I’m stuck in a problem that concerns a nonlinear iterative matrix algorithm.
Although the problem is quite complicated to explain I’ll try to describe it in a simple way, neglecting unnecessary details.

The matrix iteration is the following one:
$$
X_{k+1} = \int_{-\pi}^{\pi} X_k^{1/2}G(e^{j\omega})\frac{\Psi(e^{j\omega})}{G^\top(e^{-j\omega})X_k G(e^{j\omega})}G^\top(e^{-j\omega})X_k^{1/2}\frac{\mathrm{d}\omega}{2\pi}
$$
where $\{X_k\}$ is a sequence of $n\times n$ matrices, and $G(e^{j\omega})$, $\Psi(e^{j\omega})=\Psi^\top(e^{-j\omega})$ are $n\times 1$ and $1\times 1$, respectively, matrix-valued functions analytic on the complex unit circle which satisfies certain conditions so that there exists at least one fixed point of the iterative algorithm (actually a set of fixed points) and $\int_{-\pi}^{\pi} \Psi(e^{j\omega})\frac{\mathrm{d}\omega}{2\pi}=1$. Furthermore it can be proved that the above iteration maps positive-definite matrices to positive-definite matrices and if we initialize the algorithm using a trace-one matrix the algorithm is trace preserving.

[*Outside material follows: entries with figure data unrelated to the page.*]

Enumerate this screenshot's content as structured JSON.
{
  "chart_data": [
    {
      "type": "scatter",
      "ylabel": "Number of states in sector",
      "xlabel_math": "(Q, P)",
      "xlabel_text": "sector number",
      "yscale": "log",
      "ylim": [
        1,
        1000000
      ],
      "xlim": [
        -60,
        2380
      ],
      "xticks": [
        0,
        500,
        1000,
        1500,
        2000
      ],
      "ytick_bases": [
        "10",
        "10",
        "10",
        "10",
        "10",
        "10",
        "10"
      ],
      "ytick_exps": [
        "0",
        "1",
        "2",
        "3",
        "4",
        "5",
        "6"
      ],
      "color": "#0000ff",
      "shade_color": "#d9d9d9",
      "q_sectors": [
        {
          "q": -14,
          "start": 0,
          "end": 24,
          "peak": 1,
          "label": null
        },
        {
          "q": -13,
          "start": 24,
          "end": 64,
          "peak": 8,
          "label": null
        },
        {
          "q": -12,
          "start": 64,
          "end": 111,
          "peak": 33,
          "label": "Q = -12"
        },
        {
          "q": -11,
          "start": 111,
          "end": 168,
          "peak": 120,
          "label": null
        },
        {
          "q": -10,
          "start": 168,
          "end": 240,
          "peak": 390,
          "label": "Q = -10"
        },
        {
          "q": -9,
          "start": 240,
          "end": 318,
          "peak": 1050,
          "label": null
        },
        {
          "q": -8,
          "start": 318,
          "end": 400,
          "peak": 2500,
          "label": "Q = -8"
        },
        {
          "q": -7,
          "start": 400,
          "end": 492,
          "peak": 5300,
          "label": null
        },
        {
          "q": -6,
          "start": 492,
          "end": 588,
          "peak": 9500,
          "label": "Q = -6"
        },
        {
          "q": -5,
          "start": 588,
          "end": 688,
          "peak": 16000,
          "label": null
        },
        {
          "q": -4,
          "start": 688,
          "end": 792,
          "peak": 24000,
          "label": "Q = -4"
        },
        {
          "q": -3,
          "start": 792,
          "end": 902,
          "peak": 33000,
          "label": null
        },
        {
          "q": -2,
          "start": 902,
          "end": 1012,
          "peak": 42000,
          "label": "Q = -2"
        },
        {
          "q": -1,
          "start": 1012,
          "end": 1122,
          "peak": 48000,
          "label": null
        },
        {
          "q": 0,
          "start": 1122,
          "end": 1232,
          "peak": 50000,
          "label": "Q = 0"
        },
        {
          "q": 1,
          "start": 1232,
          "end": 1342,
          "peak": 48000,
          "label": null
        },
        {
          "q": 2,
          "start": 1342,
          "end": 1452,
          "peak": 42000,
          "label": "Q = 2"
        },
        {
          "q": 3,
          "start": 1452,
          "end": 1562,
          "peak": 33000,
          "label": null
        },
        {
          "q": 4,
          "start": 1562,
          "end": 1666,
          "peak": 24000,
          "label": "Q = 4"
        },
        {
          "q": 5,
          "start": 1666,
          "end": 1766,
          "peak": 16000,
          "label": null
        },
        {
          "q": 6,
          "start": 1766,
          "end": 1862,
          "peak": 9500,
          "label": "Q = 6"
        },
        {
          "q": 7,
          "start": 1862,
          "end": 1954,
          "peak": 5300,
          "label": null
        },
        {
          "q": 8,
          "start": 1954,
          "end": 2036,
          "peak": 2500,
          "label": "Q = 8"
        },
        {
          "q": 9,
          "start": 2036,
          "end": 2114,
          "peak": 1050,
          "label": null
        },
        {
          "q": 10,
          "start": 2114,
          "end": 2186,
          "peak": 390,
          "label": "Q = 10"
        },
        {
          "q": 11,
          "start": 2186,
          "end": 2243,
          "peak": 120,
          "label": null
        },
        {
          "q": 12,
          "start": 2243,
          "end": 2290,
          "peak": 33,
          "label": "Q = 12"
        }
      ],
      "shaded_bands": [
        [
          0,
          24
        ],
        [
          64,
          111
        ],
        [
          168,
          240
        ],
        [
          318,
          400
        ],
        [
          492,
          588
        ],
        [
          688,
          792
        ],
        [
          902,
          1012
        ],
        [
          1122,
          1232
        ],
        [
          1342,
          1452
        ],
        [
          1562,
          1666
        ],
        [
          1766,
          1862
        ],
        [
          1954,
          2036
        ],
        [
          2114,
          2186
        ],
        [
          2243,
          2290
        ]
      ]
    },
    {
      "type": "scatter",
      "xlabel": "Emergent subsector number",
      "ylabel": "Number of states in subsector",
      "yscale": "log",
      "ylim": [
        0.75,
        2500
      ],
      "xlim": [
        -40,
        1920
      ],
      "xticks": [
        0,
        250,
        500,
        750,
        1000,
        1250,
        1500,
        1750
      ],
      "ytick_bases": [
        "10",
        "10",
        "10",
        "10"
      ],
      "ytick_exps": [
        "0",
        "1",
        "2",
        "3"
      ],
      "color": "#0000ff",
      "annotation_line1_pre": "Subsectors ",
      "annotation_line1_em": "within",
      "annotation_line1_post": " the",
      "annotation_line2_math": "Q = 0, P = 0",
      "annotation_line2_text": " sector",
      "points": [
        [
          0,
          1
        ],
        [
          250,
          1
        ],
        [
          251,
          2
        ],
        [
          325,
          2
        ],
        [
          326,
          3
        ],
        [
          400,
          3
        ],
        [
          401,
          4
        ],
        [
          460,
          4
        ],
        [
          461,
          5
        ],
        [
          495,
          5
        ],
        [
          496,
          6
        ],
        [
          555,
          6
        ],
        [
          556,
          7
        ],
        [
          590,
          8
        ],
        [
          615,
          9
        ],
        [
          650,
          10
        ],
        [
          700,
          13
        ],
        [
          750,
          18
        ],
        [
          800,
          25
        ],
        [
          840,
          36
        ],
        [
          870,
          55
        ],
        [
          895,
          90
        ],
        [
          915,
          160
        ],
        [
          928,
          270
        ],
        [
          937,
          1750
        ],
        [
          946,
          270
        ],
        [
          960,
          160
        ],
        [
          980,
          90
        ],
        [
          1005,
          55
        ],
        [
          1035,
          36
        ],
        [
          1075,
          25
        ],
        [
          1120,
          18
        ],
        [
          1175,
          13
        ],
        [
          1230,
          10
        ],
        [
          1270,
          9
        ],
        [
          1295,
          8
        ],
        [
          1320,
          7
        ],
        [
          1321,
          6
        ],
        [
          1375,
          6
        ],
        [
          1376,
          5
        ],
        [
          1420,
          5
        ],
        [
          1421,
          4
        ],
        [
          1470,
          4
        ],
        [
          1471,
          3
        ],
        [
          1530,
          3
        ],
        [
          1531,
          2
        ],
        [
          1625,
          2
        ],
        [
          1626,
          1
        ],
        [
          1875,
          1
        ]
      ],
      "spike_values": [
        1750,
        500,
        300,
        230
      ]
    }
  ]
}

Experimentally, I noticed that the iteration converges to a positive semi-definite matrix for every positive-definite initialization of the algorithm. Moreover, from the simulations, it seems that the iteration is a contraction in the Hilbert (and Thompson) metric. Hence, my hope is that there exists a way to formally prove this contractive property. I recall the the Hilbert metric on the cone of positive definite matrices is defined as
$$
d_H(X,Y) = \log \frac{\lambda_{\mathrm{max}}(Y^{-1/2}XY^{-1/2})}{\lambda_{\mathrm{min}}(Y^{-1/2}XY^{-1/2})},
$$
where $X$ and $Y$ are positive definite matrices and $\lambda_{\mathrm{max}}(\cdot)$, $\lambda_{\mathrm{min}}(\cdot)$ denote the maximum and minimum eigenvalue, respectively.
By plugging the latter expression into the initial iteration, we get
$$
d_H(X_{k+1},X_k) = \log \frac{\lambda_{\mathrm{max}}\left(\int_{-\pi}^{\pi} G(e^{j\omega})\frac{\Psi(e^{j\omega})}{G^\top(e^{-j\omega})X_k G(e^{j\omega})}G^\top(e^{-j\omega})\frac{\mathrm{d}\omega}{2\pi}\right)}{\lambda_{\mathrm{min}}\left(\int_{-\pi}^{\pi} G(e^{j\omega})\frac{\Psi(e^{j\omega})}{G^\top(e^{-j\omega})X_k G(e^{j\omega})}G^\top(e^{-j\omega})\frac{\mathrm{d}\omega}{2\pi}\right)}.
$$
Starting from this equation the only thing that I was able to prove, using trivial matrix facts, is that
$$
d_H(X_{k+1},X_k)\leq 2d_H(X_{k},X_{k-1})
$$
but clearly this bound is not useful at all.

I’m sorry for the fuzziness of my question, but I have no ideas about how to tackle this problem. Every suggestion or comment is highly appreciated. Thank you.